Cisco Talos has announced that it has discovered over a dozen code signing certificates with keys and passwords in PFX files hosted on GitHub within a forked repository of FuckCertVerifyTimeValidity. It is not immediately clear how these certificates were obtained.

Additionally, HookSignTool is used to re-sign cracked drivers to bypass Digital Rights Management (DRM) integrity checks, and an attacker named “Juno_Jr” is a legitimate software caching solution. It has been observed that they have released a cracked version of PrimoCache. , at the Chinese Software Cracking Forum on November 9, 2022.

“In the crack version […]A Talos researcher said, “The patched driver was re-signed with a certificate originally issued to ‘Shenzhen Luyoudashi Technology Co., Ltd.’ and this certificate was included in the PFX file on GitHub. I’m here. ” he said, the Talos researcher. Attempting to bypass her DRM checks for signed drivers is a serious roadblock. ”

Kernel-mode driver signing

That’s not all. HookSignTool is also used by a previously undocumented driver identified as RedDriver to forge signature timestamps. Active since at least 2021, the Windows Filtering Platform (United Nations WFP) intercepts browser traffic and reroutes it to localhost (

The target browser is randomly selected from a hard-coded list containing process names of many popular Chinese browsers such as Liebao, QQ Browser, Sogou, UC Browser and Google Chrome, Microsoft Edge, Mozilla Firefox.
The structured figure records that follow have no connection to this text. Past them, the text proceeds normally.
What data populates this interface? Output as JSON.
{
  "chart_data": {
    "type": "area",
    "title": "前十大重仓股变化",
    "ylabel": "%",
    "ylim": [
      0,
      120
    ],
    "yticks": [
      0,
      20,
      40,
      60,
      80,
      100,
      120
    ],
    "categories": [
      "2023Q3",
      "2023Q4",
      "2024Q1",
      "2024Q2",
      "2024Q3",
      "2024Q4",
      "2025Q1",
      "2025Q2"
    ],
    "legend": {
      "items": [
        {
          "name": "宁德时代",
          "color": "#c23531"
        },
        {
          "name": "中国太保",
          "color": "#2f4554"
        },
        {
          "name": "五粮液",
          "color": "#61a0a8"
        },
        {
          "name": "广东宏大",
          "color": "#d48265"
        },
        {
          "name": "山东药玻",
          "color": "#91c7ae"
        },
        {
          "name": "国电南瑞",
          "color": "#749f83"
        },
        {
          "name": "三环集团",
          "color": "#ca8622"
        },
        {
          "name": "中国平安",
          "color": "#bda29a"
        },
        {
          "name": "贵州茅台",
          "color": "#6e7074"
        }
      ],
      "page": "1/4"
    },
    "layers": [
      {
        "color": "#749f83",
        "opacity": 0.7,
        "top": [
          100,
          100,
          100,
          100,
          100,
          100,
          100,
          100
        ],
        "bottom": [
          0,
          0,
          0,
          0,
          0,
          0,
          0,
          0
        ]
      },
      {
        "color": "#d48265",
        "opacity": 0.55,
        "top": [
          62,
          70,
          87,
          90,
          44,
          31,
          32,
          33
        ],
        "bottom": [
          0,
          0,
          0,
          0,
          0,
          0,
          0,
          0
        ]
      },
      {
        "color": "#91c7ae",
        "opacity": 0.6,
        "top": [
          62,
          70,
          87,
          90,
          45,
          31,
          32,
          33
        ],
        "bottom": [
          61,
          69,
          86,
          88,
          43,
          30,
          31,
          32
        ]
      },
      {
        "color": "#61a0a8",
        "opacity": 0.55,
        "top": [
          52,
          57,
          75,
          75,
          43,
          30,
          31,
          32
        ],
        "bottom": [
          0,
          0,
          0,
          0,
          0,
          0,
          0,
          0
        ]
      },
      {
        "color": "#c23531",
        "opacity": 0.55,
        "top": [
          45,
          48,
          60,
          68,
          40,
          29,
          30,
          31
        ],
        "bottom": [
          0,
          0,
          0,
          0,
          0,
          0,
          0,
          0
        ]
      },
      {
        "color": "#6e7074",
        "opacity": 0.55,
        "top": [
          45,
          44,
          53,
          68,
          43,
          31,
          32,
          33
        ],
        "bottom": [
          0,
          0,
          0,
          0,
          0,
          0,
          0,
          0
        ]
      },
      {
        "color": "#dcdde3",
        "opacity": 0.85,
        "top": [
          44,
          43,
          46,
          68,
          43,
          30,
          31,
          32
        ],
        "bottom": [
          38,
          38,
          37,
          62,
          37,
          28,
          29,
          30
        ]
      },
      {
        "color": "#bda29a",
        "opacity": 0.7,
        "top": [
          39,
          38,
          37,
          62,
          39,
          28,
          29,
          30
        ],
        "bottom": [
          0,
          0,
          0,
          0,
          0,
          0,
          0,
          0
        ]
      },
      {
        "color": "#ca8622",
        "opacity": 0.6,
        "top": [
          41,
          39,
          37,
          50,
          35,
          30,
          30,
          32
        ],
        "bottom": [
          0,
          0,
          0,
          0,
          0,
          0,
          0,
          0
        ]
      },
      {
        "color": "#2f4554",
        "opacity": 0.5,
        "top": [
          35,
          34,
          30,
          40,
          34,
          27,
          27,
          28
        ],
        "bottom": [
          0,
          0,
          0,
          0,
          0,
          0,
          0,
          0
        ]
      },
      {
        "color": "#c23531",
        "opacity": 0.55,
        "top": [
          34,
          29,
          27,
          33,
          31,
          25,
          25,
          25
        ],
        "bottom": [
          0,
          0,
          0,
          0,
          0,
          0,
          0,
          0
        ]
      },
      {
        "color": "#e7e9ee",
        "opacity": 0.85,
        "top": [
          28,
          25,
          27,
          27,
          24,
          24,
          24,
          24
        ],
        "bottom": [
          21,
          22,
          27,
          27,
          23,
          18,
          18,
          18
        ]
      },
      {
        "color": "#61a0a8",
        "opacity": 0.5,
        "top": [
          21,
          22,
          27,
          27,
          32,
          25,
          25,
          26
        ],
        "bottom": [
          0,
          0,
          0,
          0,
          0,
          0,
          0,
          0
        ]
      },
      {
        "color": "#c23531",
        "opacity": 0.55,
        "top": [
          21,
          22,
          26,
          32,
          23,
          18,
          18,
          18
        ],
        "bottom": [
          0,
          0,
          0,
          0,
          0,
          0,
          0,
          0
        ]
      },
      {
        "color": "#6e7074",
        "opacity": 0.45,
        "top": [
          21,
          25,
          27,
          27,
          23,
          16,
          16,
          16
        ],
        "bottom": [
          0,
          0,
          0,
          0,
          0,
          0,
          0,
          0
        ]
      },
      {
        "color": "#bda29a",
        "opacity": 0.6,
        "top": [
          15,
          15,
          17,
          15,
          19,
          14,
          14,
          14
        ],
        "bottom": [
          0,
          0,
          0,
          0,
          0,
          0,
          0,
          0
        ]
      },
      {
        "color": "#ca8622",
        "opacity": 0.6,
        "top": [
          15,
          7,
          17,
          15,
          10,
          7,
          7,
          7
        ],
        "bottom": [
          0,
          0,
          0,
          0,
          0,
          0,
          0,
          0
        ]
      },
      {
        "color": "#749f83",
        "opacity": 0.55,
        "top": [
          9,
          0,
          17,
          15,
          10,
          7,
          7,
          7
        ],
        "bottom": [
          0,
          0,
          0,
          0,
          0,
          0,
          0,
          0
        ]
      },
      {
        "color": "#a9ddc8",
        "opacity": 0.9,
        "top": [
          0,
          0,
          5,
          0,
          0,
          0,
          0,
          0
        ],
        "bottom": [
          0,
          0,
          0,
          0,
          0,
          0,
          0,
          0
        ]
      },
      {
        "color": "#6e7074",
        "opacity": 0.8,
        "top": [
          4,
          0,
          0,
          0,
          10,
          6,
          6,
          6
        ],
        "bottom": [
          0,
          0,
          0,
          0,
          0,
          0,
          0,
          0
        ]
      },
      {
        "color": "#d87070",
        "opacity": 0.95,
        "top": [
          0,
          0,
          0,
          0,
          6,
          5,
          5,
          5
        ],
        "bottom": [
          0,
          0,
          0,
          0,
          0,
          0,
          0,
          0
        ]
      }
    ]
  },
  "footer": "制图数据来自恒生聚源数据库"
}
Chris Neal, an outreach researcher at Cisco Talos, told The Hacker News: “This was his one of the first samples I came across that immediately struck me as suspicious. What caught my attention was the list of web browsers stored within the RedDriver file. “

The ultimate purpose of this browser traffic redirection is not clear, but it goes without saying that such functionality can be abused to modify browser traffic at the packet level.

RedDriver’s infection chain begins by executing a binary named ‘DnfClientShell32.exe’, which then initiates encrypted communication with a command and control (C2) server to download a malicious driver.

“Although we did not observe the delivery of the initial file, it is very likely that it was packaged to look like a game file and hosted on a malicious download link.” said Neil. “The victim probably thought he was downloading a file from a legitimate source and ran the executable. ‘DNFClient’ is a very popular game in China, commonly known as ‘DNF’.” This is the name of the file that belongs to “Dungeon Fighter Online”.

“The learning curve for malicious driver development is steep, so RedDriver may have been developed by a highly skilled attacker,” Cisco Talos said. “While the threat appears to target native Chinese speakers, the authors are likely Chinese speakers as well.”

“The authors also demonstrated familiarity or experience with the software development lifecycle, another skill set that requires previous development experience.”